The Process, The System, and The Adjustment
October is always a fun time in sports. The football season is well underway, and basketball is right around the corner. For me, I love this time of year because I get to hear press conferences and Q&A’s from three of my favorite coaches. As an entrepreneur, I can appreciate the focus and leadership they impart on their teams. Also, you can always count on Nick Saban, Bill Belichick, and Gregg Popovich for great sound bytes and hot takes. Now they can be a bit rough with the press, men of few words, and often misunderstood. However, you cannot deny the seventeen championships between them, and each of them has something that I much admire.
Nick Saban will probably be never be mistaken for someone with a sunny disposition. Some may think he is a jerk. However, for those of us in the business world, we much admire Saban. Take the end of the 2013 National Championship game. Alabama has the game well in hand with a 42-14 lead in the final minutes against Notre Dame. Alabama is on offense and getting ready to snap the ball. AJ McCarron and Barrett Jones get into a shouting/shoving match at the line of scrimmage. They disagreed about an adjustment being made at the line of scrimmage, and there was a delay of game. This scene epitomizes how Saban runs Alabama football and the success it has had. The culture of Saban so heavily influences the team into making the right play than being up big in the waning moments of the National Championship game didn’t matter. All great business owners understand that a process is more important than the end product and that the end product is a by-product of the process. It would make sense that Saban gets that. He did major in business for undergrad, after all.
Warren Buffet famously said that “a great business is one that your idiot brother can run.” What he ultimately meant is that when you create a fundamentally sound business, all you need to do is change out a few items, tweak some things ever so often, and you should still find business success. Its all about the system. That quote reminds me of Bill Belichick every time. Let me be clear; There are no idiots on his team, especially the quarterback that leads it. The dynasty of the Patriots may arguably be the best in professional sports. However, the system is a simple one. It’s the discipline from every player as they rotate in out of Foxborough from its superstar quarterback to the 53rd man on the roster. Every person understands their assignment, and every person only focuses on that assignment. The system also requires peer accountability. Belichick doesn’t have to talk much because the doctrine or “Patriot Way” is all about each player doing their part while not worrying about what the next man is doing. If the next man is doing his job, it all comes together like the sweetest sounding symphony. It’s quite similar to Saban’s process, but in the system, it’s more about the people than the doctrine. So just like Coca-Cola, IBM, and McDonald’s, this has allowed the Patriots to stay successful for a very long time.

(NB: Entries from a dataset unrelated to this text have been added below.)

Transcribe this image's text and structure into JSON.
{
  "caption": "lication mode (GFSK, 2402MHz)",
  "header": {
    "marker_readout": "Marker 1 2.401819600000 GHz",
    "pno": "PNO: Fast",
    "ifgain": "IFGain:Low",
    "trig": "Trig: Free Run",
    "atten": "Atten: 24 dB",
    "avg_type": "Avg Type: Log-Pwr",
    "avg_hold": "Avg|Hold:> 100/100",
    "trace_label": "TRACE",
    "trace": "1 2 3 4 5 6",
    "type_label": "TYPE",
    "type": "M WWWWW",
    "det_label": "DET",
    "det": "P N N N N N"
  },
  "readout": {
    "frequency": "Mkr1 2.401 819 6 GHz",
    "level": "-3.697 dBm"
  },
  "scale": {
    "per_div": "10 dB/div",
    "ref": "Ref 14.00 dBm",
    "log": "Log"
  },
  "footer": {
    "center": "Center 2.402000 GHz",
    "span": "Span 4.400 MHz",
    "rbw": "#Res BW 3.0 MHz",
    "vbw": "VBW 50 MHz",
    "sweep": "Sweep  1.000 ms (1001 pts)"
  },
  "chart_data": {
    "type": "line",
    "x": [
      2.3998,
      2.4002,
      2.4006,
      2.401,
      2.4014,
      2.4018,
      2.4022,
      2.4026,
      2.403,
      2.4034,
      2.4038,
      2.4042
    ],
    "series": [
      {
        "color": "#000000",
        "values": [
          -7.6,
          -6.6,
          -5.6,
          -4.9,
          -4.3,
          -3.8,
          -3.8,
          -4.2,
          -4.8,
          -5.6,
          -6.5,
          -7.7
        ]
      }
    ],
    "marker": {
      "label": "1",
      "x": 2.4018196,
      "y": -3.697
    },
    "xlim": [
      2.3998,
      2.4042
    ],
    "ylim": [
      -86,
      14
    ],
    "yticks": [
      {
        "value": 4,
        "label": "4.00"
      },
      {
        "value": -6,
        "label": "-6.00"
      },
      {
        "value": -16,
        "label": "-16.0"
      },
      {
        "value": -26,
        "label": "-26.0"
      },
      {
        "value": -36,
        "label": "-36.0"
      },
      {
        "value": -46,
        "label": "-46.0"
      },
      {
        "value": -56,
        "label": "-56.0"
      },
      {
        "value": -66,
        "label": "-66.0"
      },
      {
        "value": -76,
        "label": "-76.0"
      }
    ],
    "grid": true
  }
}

For the longest time, Gregg Popovich was known as a defensive-minded coach. This doctrine had netted him four championships. However, before the rise of Stephen Curry, Klay Thompson, and the Golden State Warriors, Popovich saw the writing on the wall. The league was changing with more points being scored, and the 3pt shot more and more apart of team strategy. His stars were aging, and the NBA was getting younger. So he went from a defensive strategist to an offensive guru. He focused on spacing, skip passing, and the 3pt shot himself. Signing Danny Green and Drafting Kawhi Leonard also helped him to get younger, as well. This move demonstrated Popovich’s leadership in his willingness to change. Many older coaches would have just stuck to what they knew and let the chips fall where they may. However, the coach we affectionately know as “Pop” showed a willingness to adapt to the change of the uptempo NBA style and even got another championship out of it…almost two. Many leaders make the mistake of changing for the sake of change. However, leaders like Pop make an intentional change to the point where everyone is better for it and puts them in a position to win.
So yeah, maybe these three come off a certain way that could be considered socially awkward. On top of that, they may ask a lot of their players. However, there is a lot we can learn from these three when it comes to leadership and building a culture that fosters winning. Warren Buffet is probably right when referring to the idiot brother in running a business, but I would rather have one of these three instead.